By Randall Osborne

West Coast Editor

Hardly beyond newborn status, ViaCell Inc. - started in April through a coupling of two firms that aim to capitalize on embryonic stem cells and cord blood banking - raised $48 million in mezzanine financing.

The investment amounts to a major growth spurt, upping Boston-based ViaCell's cash position to $60 million, said Marc Beer, the company's CEO.

"We went out to the toughest investors," Beer said. "We had a list of 30, but only visited 15, and had written subscriptions from 10 within four weeks. We ended up taking six new investors, and I just stopped the road show."

The cash provides ViaCell with "a good three years-plus" of operations, said Beer, former vice president of worldwide marketing for Cambridge, Mass.-based Genzyme Corp.

Committing $15 million to the round was a division of Frankfurt, Germany-based Deutsche Bank, called Die Wertpapier Spezialisten. Nomura International's private equity group, based in London, chipped in $10 million.

Other new investors include The Stephens Group, of Little Rock, Ark.; Sofinov Societe Financiere D'Innovation Inc., of Quebec; United Offshore Bank Venture Technology Investments Ltd., of Singapore; and Singapore's economic development board.

Previous ViaCell venture investors contributed more than $10 million, including MPM Capital, of Cambridge, Mass., which is ViaCell's largest shareholder; Zero Stage Capital, also of Cambridge; Tullis Dickerson, of Princeton, N.J.; and Aurora Assets LLP, of Boston.

MPM was ViaCell's largest shareholder before the financing, and remained the largest afterward, said Beer, who would not disclose the ownership percentage.

ViaCell is the product of a merger between Viacord, of Boston, and Worcester, Mass.-based t. Breeders Inc. Viacord was a cord blood stem cell banking firm, and t. Breeders focused on cellular therapy, with a patented technology for expanding stem cells. (See BioWorld Today, May 11, 2000.)

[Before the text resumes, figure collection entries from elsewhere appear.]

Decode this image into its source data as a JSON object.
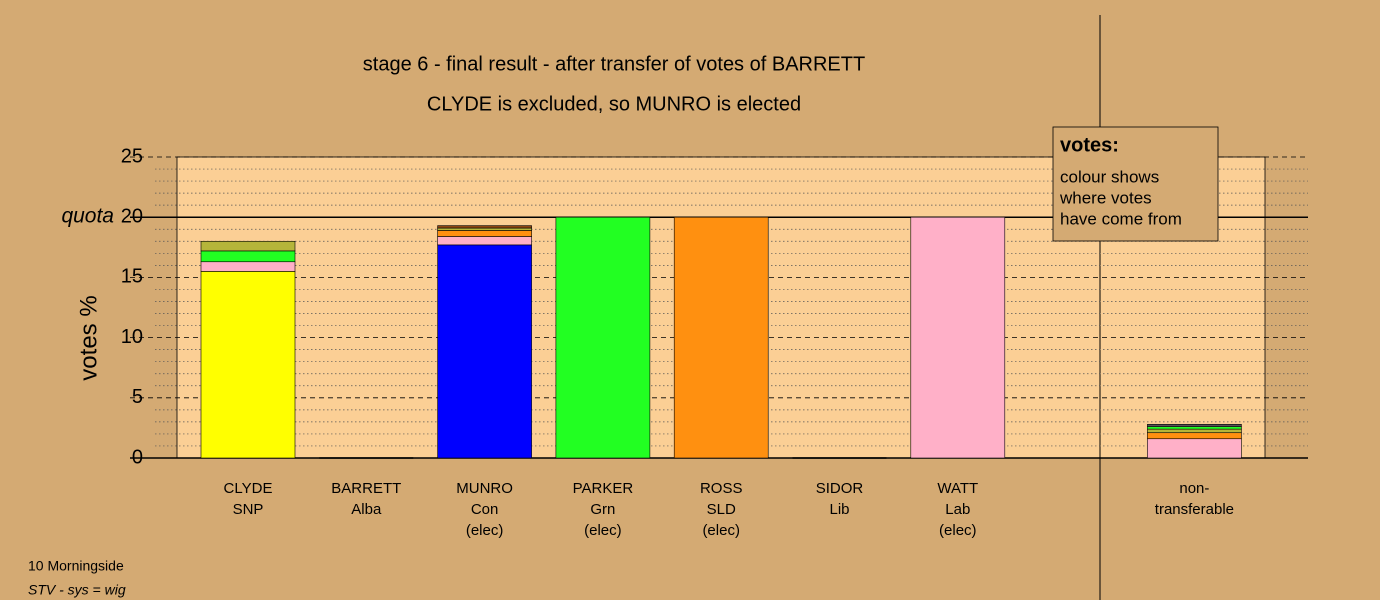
{
  "chart_data": {
    "type": "stacked-bar",
    "title": "stage 6 - final result - after transfer of votes of BARRETT",
    "subtitle": "CLYDE is excluded, so MUNRO is elected",
    "y_label": "votes %",
    "quota_label": "quota",
    "quota": 20,
    "ylim": [
      0,
      25
    ],
    "yticks": [
      0,
      5,
      10,
      15,
      20,
      25
    ],
    "minor_yticks": [
      1,
      2,
      3,
      4,
      6,
      7,
      8,
      9,
      11,
      12,
      13,
      14,
      16,
      17,
      18,
      19,
      21,
      22,
      23,
      24
    ],
    "categories": [
      [
        "CLYDE",
        "SNP"
      ],
      [
        "BARRETT",
        "Alba"
      ],
      [
        "MUNRO",
        "Con",
        "(elec)"
      ],
      [
        "PARKER",
        "Grn",
        "(elec)"
      ],
      [
        "ROSS",
        "SLD",
        "(elec)"
      ],
      [
        "SIDOR",
        "Lib"
      ],
      [
        "WATT",
        "Lab",
        "(elec)"
      ],
      [
        "non-",
        "transferable"
      ]
    ],
    "stacks": [
      [
        {
          "color": "#ffff00",
          "value": 15.5
        },
        {
          "color": "#ffb0c8",
          "value": 0.8
        },
        {
          "color": "#22ff22",
          "value": 0.9
        },
        {
          "color": "#b5b53a",
          "value": 0.8
        }
      ],
      [],
      [
        {
          "color": "#0000ff",
          "value": 17.7
        },
        {
          "color": "#ffb0c8",
          "value": 0.7
        },
        {
          "color": "#ff9010",
          "value": 0.5
        },
        {
          "color": "#b5b53a",
          "value": 0.2
        },
        {
          "color": "#8b4513",
          "value": 0.2
        }
      ],
      [
        {
          "color": "#22ff22",
          "value": 20
        }
      ],
      [
        {
          "color": "#ff9010",
          "value": 20
        }
      ],
      [],
      [
        {
          "color": "#ffb0c8",
          "value": 20
        }
      ],
      [
        {
          "color": "#ffb0c8",
          "value": 1.6
        },
        {
          "color": "#ff9010",
          "value": 0.5
        },
        {
          "color": "#b5b53a",
          "value": 0.3
        },
        {
          "color": "#22ff22",
          "value": 0.2
        },
        {
          "color": "#555555",
          "value": 0.2
        }
      ]
    ],
    "legend_box": {
      "title": "votes:",
      "lines": [
        "colour shows",
        "where votes",
        "have come from"
      ]
    },
    "footer": [
      "10 Morningside",
      "STV - sys = wig"
    ]
  }
}
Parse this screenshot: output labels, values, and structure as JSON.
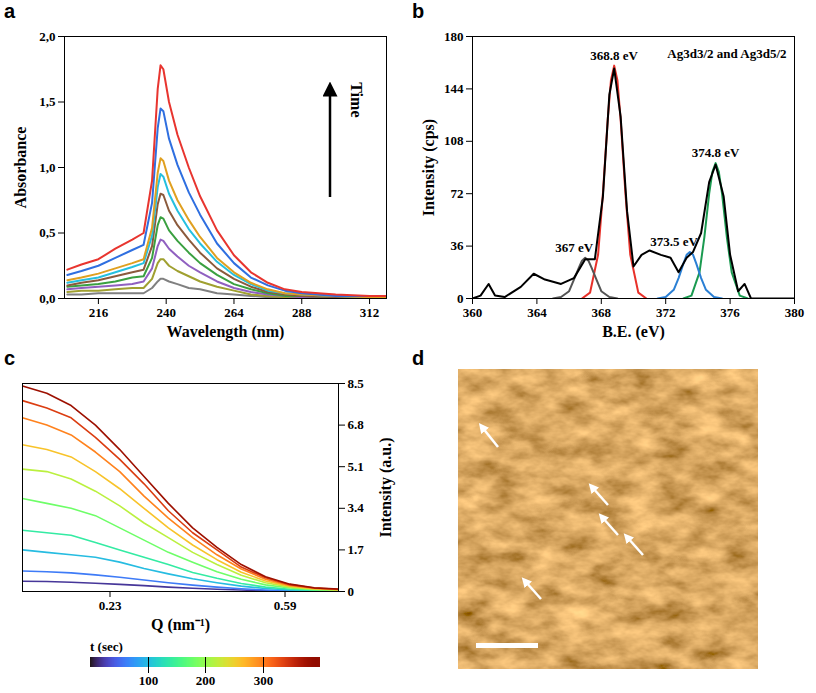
{
  "chart_data": [
    {
      "panel": "a",
      "type": "line",
      "xlabel": "Wavelength (nm)",
      "ylabel": "Absorbance",
      "annotation": "Time",
      "xlim": [
        204,
        318
      ],
      "xticks": [
        216,
        240,
        264,
        288,
        312
      ],
      "ylim": [
        0,
        2
      ],
      "yticks": [
        {
          "value": 0,
          "label": "0,0"
        },
        {
          "value": 0.5,
          "label": "0,5"
        },
        {
          "value": 1,
          "label": "1,0"
        },
        {
          "value": 1.5,
          "label": "1,5"
        },
        {
          "value": 2,
          "label": "2,0"
        }
      ],
      "x": [
        205,
        210,
        216,
        222,
        228,
        232,
        235,
        237,
        238,
        239,
        241,
        244,
        248,
        252,
        258,
        264,
        270,
        276,
        282,
        288,
        300,
        312,
        318
      ],
      "series": [
        {
          "color": "#e8352f",
          "values": [
            0.22,
            0.26,
            0.3,
            0.38,
            0.45,
            0.5,
            0.9,
            1.6,
            1.78,
            1.75,
            1.5,
            1.25,
            1.0,
            0.78,
            0.52,
            0.33,
            0.2,
            0.12,
            0.07,
            0.05,
            0.03,
            0.02,
            0.02
          ]
        },
        {
          "color": "#2f6fe0",
          "values": [
            0.18,
            0.21,
            0.25,
            0.31,
            0.37,
            0.41,
            0.73,
            1.3,
            1.45,
            1.43,
            1.22,
            1.02,
            0.81,
            0.64,
            0.42,
            0.27,
            0.16,
            0.1,
            0.06,
            0.04,
            0.02,
            0.02,
            0.02
          ]
        },
        {
          "color": "#e0a020",
          "values": [
            0.14,
            0.16,
            0.19,
            0.23,
            0.27,
            0.3,
            0.54,
            0.96,
            1.07,
            1.05,
            0.9,
            0.75,
            0.6,
            0.47,
            0.31,
            0.2,
            0.12,
            0.07,
            0.04,
            0.03,
            0.02,
            0.01,
            0.01
          ]
        },
        {
          "color": "#25c0e0",
          "values": [
            0.12,
            0.14,
            0.16,
            0.2,
            0.24,
            0.27,
            0.48,
            0.85,
            0.95,
            0.93,
            0.8,
            0.67,
            0.53,
            0.42,
            0.28,
            0.18,
            0.11,
            0.06,
            0.04,
            0.03,
            0.02,
            0.01,
            0.01
          ]
        },
        {
          "color": "#8b5a3c",
          "values": [
            0.1,
            0.12,
            0.14,
            0.17,
            0.2,
            0.22,
            0.4,
            0.72,
            0.8,
            0.79,
            0.67,
            0.56,
            0.45,
            0.35,
            0.23,
            0.15,
            0.09,
            0.05,
            0.03,
            0.02,
            0.01,
            0.01,
            0.01
          ]
        },
        {
          "color": "#3aa040",
          "values": [
            0.09,
            0.1,
            0.11,
            0.13,
            0.16,
            0.17,
            0.31,
            0.56,
            0.62,
            0.61,
            0.52,
            0.44,
            0.35,
            0.27,
            0.18,
            0.11,
            0.07,
            0.04,
            0.02,
            0.02,
            0.01,
            0.01,
            0.01
          ]
        },
        {
          "color": "#9060c0",
          "values": [
            0.07,
            0.08,
            0.09,
            0.1,
            0.11,
            0.13,
            0.23,
            0.4,
            0.45,
            0.44,
            0.38,
            0.32,
            0.25,
            0.2,
            0.13,
            0.08,
            0.05,
            0.03,
            0.02,
            0.01,
            0.01,
            0.0,
            0.0
          ]
        },
        {
          "color": "#a0a030",
          "values": [
            0.05,
            0.06,
            0.06,
            0.07,
            0.08,
            0.08,
            0.15,
            0.27,
            0.3,
            0.3,
            0.25,
            0.21,
            0.17,
            0.13,
            0.09,
            0.06,
            0.03,
            0.02,
            0.01,
            0.01,
            0.0,
            0.0,
            0.0
          ]
        },
        {
          "color": "#808080",
          "values": [
            0.03,
            0.03,
            0.04,
            0.04,
            0.04,
            0.04,
            0.08,
            0.13,
            0.15,
            0.15,
            0.13,
            0.11,
            0.08,
            0.07,
            0.04,
            0.03,
            0.02,
            0.01,
            0.01,
            0.0,
            0.0,
            0.0,
            0.0
          ]
        }
      ]
    },
    {
      "panel": "b",
      "type": "line",
      "title": "Ag3d3/2 and Ag3d5/2",
      "xlabel": "B.E. (eV)",
      "ylabel": "Intensity (cps)",
      "xlim": [
        360,
        380
      ],
      "xticks": [
        360,
        364,
        368,
        372,
        376,
        380
      ],
      "ylim": [
        0,
        180
      ],
      "yticks": [
        0,
        36,
        72,
        108,
        144,
        180
      ],
      "series": [
        {
          "color": "#000000",
          "x": [
            360,
            360.5,
            361,
            361.4,
            362,
            363,
            363.8,
            364.5,
            365.5,
            366.3,
            367,
            367.6,
            368.1,
            368.5,
            368.8,
            369.2,
            369.6,
            370,
            370.5,
            371,
            371.7,
            372.3,
            372.8,
            373.3,
            373.7,
            374.2,
            374.7,
            375.1,
            375.6,
            376,
            376.5,
            376.9,
            377.3,
            378,
            380
          ],
          "values": [
            0,
            2,
            10,
            2,
            1,
            8,
            17,
            13,
            10,
            14,
            27,
            27,
            70,
            140,
            158,
            125,
            60,
            22,
            30,
            33,
            30,
            28,
            18,
            28,
            32,
            45,
            80,
            92,
            70,
            30,
            5,
            10,
            0,
            0,
            0
          ]
        },
        {
          "color": "#555555",
          "label": "367 eV",
          "x": [
            365.0,
            365.5,
            366.0,
            366.3,
            366.6,
            366.8,
            367.0,
            367.2,
            367.4,
            367.7,
            368.0,
            368.5,
            369.0
          ],
          "values": [
            0,
            1,
            5,
            13,
            21,
            26,
            28,
            26,
            21,
            13,
            5,
            1,
            0
          ]
        },
        {
          "color": "#e8312a",
          "label": "368.8 eV",
          "x": [
            366.8,
            367.3,
            367.8,
            368.1,
            368.4,
            368.6,
            368.8,
            369.0,
            369.2,
            369.5,
            369.8,
            370.3,
            370.8
          ],
          "values": [
            0,
            4,
            30,
            72,
            123,
            150,
            160,
            150,
            123,
            72,
            30,
            4,
            0
          ]
        },
        {
          "color": "#2a7fd4",
          "label": "373.5 eV",
          "x": [
            371.5,
            372.0,
            372.5,
            372.8,
            373.1,
            373.3,
            373.5,
            373.7,
            373.9,
            374.2,
            374.5,
            375.0,
            375.5
          ],
          "values": [
            0,
            1,
            6,
            14,
            24,
            30,
            32,
            30,
            24,
            14,
            6,
            1,
            0
          ]
        },
        {
          "color": "#1a9a50",
          "label": "374.8 eV",
          "x": [
            373.1,
            373.6,
            374.1,
            374.4,
            374.7,
            374.9,
            375.1,
            375.3,
            375.5,
            375.8,
            376.1,
            376.6,
            377.1
          ],
          "values": [
            0,
            2,
            18,
            42,
            72,
            87,
            93,
            87,
            72,
            42,
            18,
            2,
            0
          ]
        }
      ]
    },
    {
      "panel": "c",
      "type": "line",
      "xlabel": "Q (nm⁻¹)",
      "ylabel": "Intensity (a.u.)",
      "legend": "bottom",
      "xlim": [
        0.05,
        0.7
      ],
      "xticks": [
        0.23,
        0.59
      ],
      "ylim": [
        0,
        8.5
      ],
      "yticks": [
        0,
        1.7,
        3.4,
        5.1,
        6.8,
        8.5
      ],
      "colorbar": {
        "lim": [
          0,
          400
        ],
        "ticks": [
          100,
          200,
          300
        ],
        "label": "t (sec)"
      },
      "x": [
        0.05,
        0.1,
        0.15,
        0.2,
        0.25,
        0.3,
        0.35,
        0.4,
        0.45,
        0.5,
        0.55,
        0.6,
        0.65,
        0.7
      ],
      "series": [
        {
          "t": 380,
          "values": [
            8.4,
            8.1,
            7.6,
            6.8,
            5.8,
            4.7,
            3.6,
            2.6,
            1.8,
            1.1,
            0.6,
            0.3,
            0.15,
            0.1
          ]
        },
        {
          "t": 340,
          "values": [
            7.8,
            7.5,
            7.1,
            6.3,
            5.4,
            4.4,
            3.3,
            2.4,
            1.7,
            1.0,
            0.56,
            0.28,
            0.14,
            0.09
          ]
        },
        {
          "t": 300,
          "values": [
            7.1,
            6.8,
            6.4,
            5.7,
            4.9,
            3.9,
            3.0,
            2.2,
            1.5,
            0.92,
            0.5,
            0.25,
            0.13,
            0.08
          ]
        },
        {
          "t": 260,
          "values": [
            6.0,
            5.8,
            5.5,
            4.9,
            4.2,
            3.4,
            2.6,
            1.9,
            1.3,
            0.79,
            0.43,
            0.22,
            0.11,
            0.07
          ]
        },
        {
          "t": 220,
          "values": [
            5.0,
            4.9,
            4.6,
            4.1,
            3.5,
            2.8,
            2.2,
            1.6,
            1.1,
            0.66,
            0.36,
            0.18,
            0.09,
            0.06
          ]
        },
        {
          "t": 180,
          "values": [
            3.8,
            3.6,
            3.4,
            3.1,
            2.6,
            2.1,
            1.6,
            1.2,
            0.81,
            0.5,
            0.27,
            0.14,
            0.07,
            0.05
          ]
        },
        {
          "t": 140,
          "values": [
            2.5,
            2.4,
            2.3,
            2.0,
            1.7,
            1.4,
            1.1,
            0.78,
            0.54,
            0.33,
            0.18,
            0.09,
            0.05,
            0.03
          ]
        },
        {
          "t": 100,
          "values": [
            1.7,
            1.6,
            1.5,
            1.4,
            1.2,
            0.94,
            0.72,
            0.52,
            0.36,
            0.22,
            0.12,
            0.06,
            0.03,
            0.02
          ]
        },
        {
          "t": 60,
          "values": [
            0.84,
            0.81,
            0.76,
            0.68,
            0.58,
            0.47,
            0.36,
            0.26,
            0.18,
            0.11,
            0.06,
            0.03,
            0.02,
            0.01
          ]
        },
        {
          "t": 20,
          "values": [
            0.42,
            0.41,
            0.38,
            0.34,
            0.29,
            0.24,
            0.18,
            0.13,
            0.09,
            0.06,
            0.03,
            0.02,
            0.01,
            0.01
          ]
        }
      ]
    },
    {
      "panel": "d",
      "type": "image"
    }
  ]
}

In ViaCell's methodology, the selecting, purifying and amplifying process is repeated, Beer said, because when the cells differentiate, they have no therapeutic value, and must therefore be sorted again.

He said ViaCell will file in mid-December an investigational new drug application for a Phase I/II clinical trial of stem cells that have been amplified using the technology.

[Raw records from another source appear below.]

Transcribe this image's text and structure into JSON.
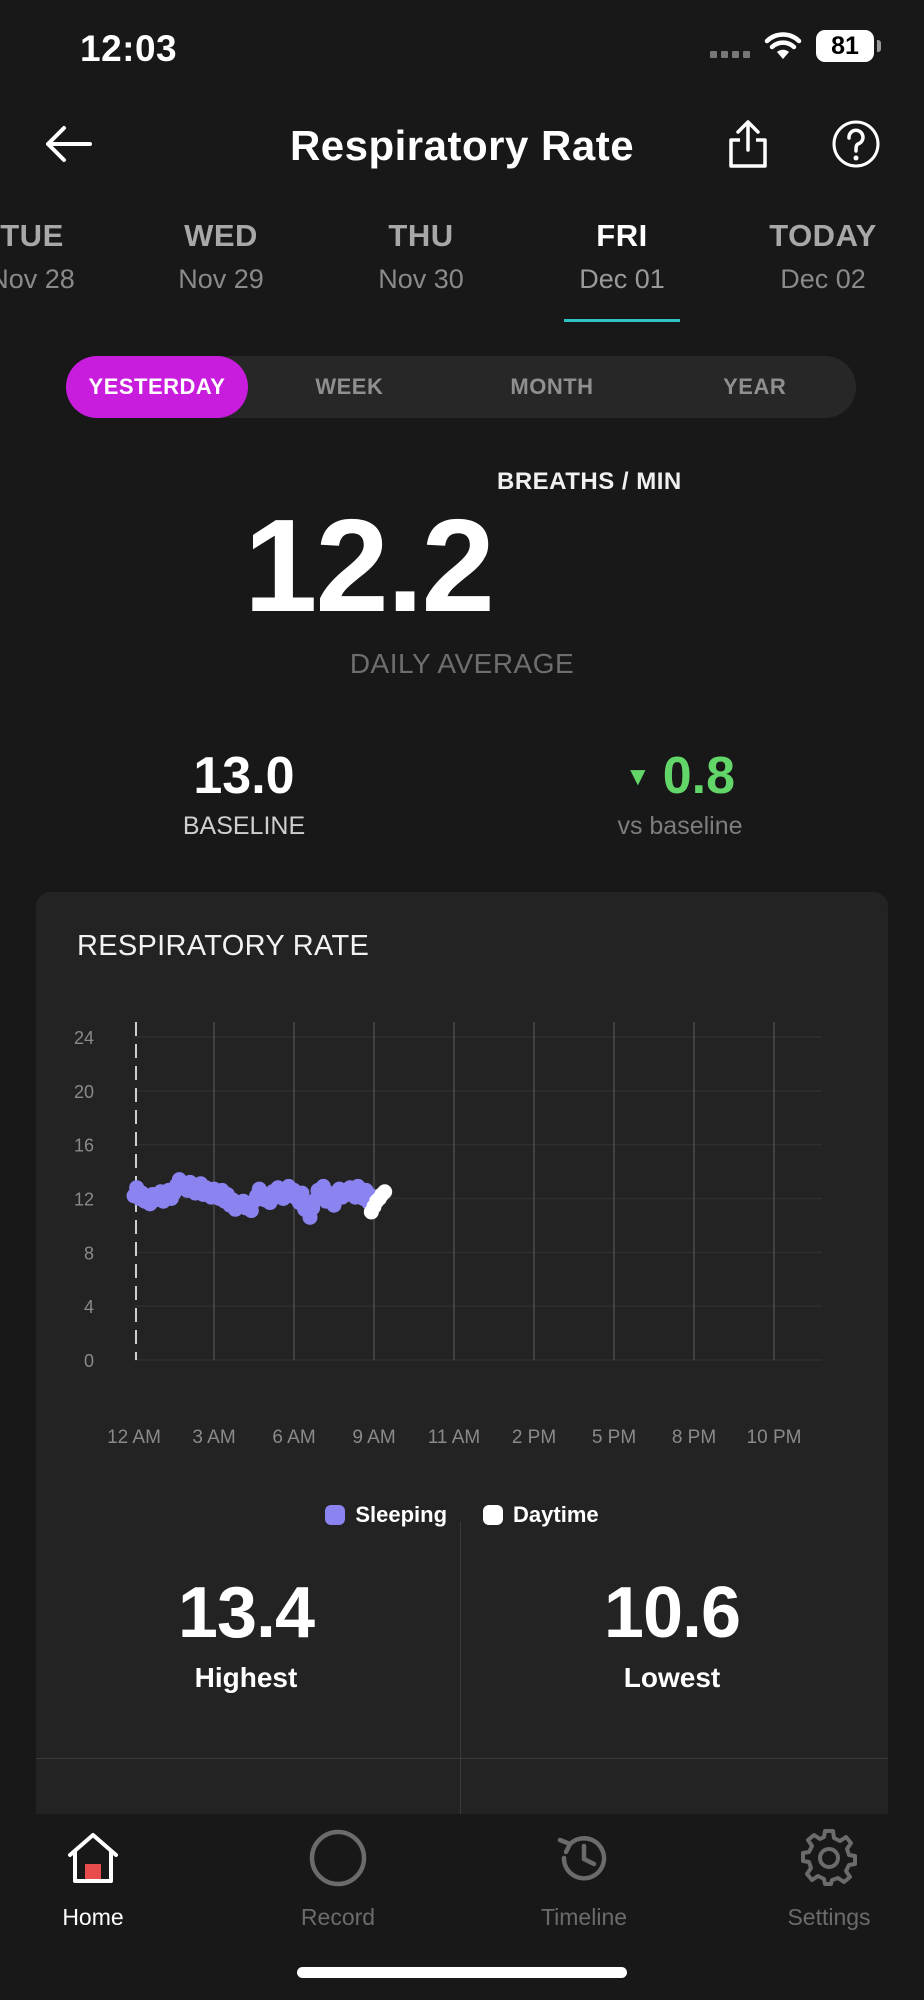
{
  "status_bar": {
    "time": "12:03",
    "battery": "81"
  },
  "header": {
    "title": "Respiratory Rate"
  },
  "dates": [
    {
      "dow": "TUE",
      "date": "Nov 28"
    },
    {
      "dow": "WED",
      "date": "Nov 29"
    },
    {
      "dow": "THU",
      "date": "Nov 30"
    },
    {
      "dow": "FRI",
      "date": "Dec 01"
    },
    {
      "dow": "TODAY",
      "date": "Dec 02"
    }
  ],
  "periods": [
    "YESTERDAY",
    "WEEK",
    "MONTH",
    "YEAR"
  ],
  "summary": {
    "unit": "BREATHS / MIN",
    "value": "12.2",
    "caption": "DAILY AVERAGE",
    "baseline_value": "13.0",
    "baseline_label": "BASELINE",
    "delta_value": "0.8",
    "delta_label": "vs baseline"
  },
  "card": {
    "title": "RESPIRATORY RATE",
    "highest_value": "13.4",
    "highest_label": "Highest",
    "lowest_value": "10.6",
    "lowest_label": "Lowest"
  },
  "chart_data": {
    "type": "scatter",
    "y_ticks": [
      "24",
      "20",
      "16",
      "12",
      "8",
      "4",
      "0"
    ],
    "ylim": [
      0,
      24
    ],
    "x_ticks": [
      "12 AM",
      "3 AM",
      "6 AM",
      "9 AM",
      "11 AM",
      "2 PM",
      "5 PM",
      "8 PM",
      "10 PM"
    ],
    "x_range_hours": [
      0,
      24
    ],
    "grid": true,
    "legend_position": "bottom",
    "series": [
      {
        "name": "Sleeping",
        "color": "#8b84f0",
        "x": [
          0.0,
          0.1,
          0.2,
          0.3,
          0.4,
          0.5,
          0.6,
          0.7,
          0.8,
          0.9,
          1.0,
          1.1,
          1.2,
          1.3,
          1.4,
          1.5,
          1.6,
          1.7,
          1.8,
          1.9,
          2.0,
          2.1,
          2.2,
          2.3,
          2.4,
          2.5,
          2.6,
          2.7,
          2.8,
          2.9,
          3.0,
          3.1,
          3.2,
          3.3,
          3.4,
          3.5,
          3.6,
          3.7,
          3.8,
          3.9,
          4.0,
          4.1,
          4.2,
          4.3,
          4.4,
          4.5,
          4.6,
          4.7,
          4.8,
          4.9,
          5.0,
          5.1,
          5.2,
          5.3,
          5.4,
          5.5,
          5.6,
          5.7,
          5.8,
          5.9,
          6.0,
          6.1,
          6.2,
          6.3,
          6.4,
          6.5,
          6.6,
          6.7,
          6.8,
          6.9,
          7.0,
          7.1,
          7.2,
          7.3,
          7.4,
          7.5,
          7.6,
          7.7,
          7.8,
          7.9,
          8.0,
          8.1,
          8.2,
          8.3,
          8.4,
          8.5,
          8.6,
          8.7,
          8.8,
          8.9,
          9.0
        ],
        "y": [
          12.2,
          12.8,
          12.0,
          12.4,
          11.8,
          12.1,
          11.6,
          12.3,
          11.9,
          12.0,
          12.5,
          11.8,
          12.2,
          12.6,
          12.0,
          12.4,
          13.0,
          13.4,
          12.8,
          13.1,
          12.6,
          13.2,
          12.9,
          12.4,
          12.7,
          13.1,
          12.3,
          12.8,
          12.5,
          12.1,
          12.7,
          12.4,
          12.0,
          12.6,
          11.8,
          12.3,
          11.5,
          11.9,
          11.2,
          11.7,
          11.4,
          11.8,
          11.3,
          11.6,
          11.1,
          11.8,
          12.2,
          12.7,
          12.4,
          11.9,
          12.3,
          11.7,
          12.5,
          12.1,
          12.8,
          12.4,
          12.0,
          12.6,
          12.9,
          12.2,
          12.6,
          12.0,
          11.7,
          12.4,
          11.2,
          11.6,
          10.6,
          11.3,
          11.9,
          12.6,
          12.2,
          12.9,
          11.8,
          12.4,
          12.0,
          11.5,
          12.2,
          12.7,
          12.1,
          12.6,
          12.3,
          12.8,
          12.5,
          12.1,
          12.9,
          12.4,
          12.0,
          12.6,
          11.7,
          12.2,
          11.9
        ]
      },
      {
        "name": "Daytime",
        "color": "#ffffff",
        "x": [
          8.9,
          9.0,
          9.1,
          9.2,
          9.3,
          9.4
        ],
        "y": [
          11.0,
          11.4,
          11.8,
          12.0,
          12.3,
          12.5
        ]
      }
    ]
  },
  "tabbar": {
    "home": "Home",
    "record": "Record",
    "timeline": "Timeline",
    "settings": "Settings"
  }
}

"It's for hematologic malignancies," Beer said. "These are leukemia patients."

Having found a way to amplify stem cells 20-fold, he said, ViaCell expects to eventually treat "the majority of the patients on the list" - only 15 percent of whom can be treated with the available stem cells.

ViaCell's approach has proven workable in a mouse model, Beer said.

"We eliminated the immune system and injected stem cells," he said. "We found that they were engrafted in the mouse."

A similar tack will be used with human leukemia patients.

"You 'chemo' the patient, and then you have to reconstitute the immune system," Beer said. "You can only do it twice, and after that it's not good news. But if you can get there early enough, you might not have to [administer chemotherapy] at all."

Either way, the stem cells would boost the system, he said.

With 80 employees, ViaCell is "being courted by the investment banking community very heavily," Beer said, and an initial public offering may be just around the corner.

"We'll be ready to go out next year sometime," he said.

Meanwhile, ViaCell is planning a get-together at which employees will meet people stricken by leukemia - the people most likely to benefit from stem cell therapy.

"We're looking forward to hugging that first patient," Beer said.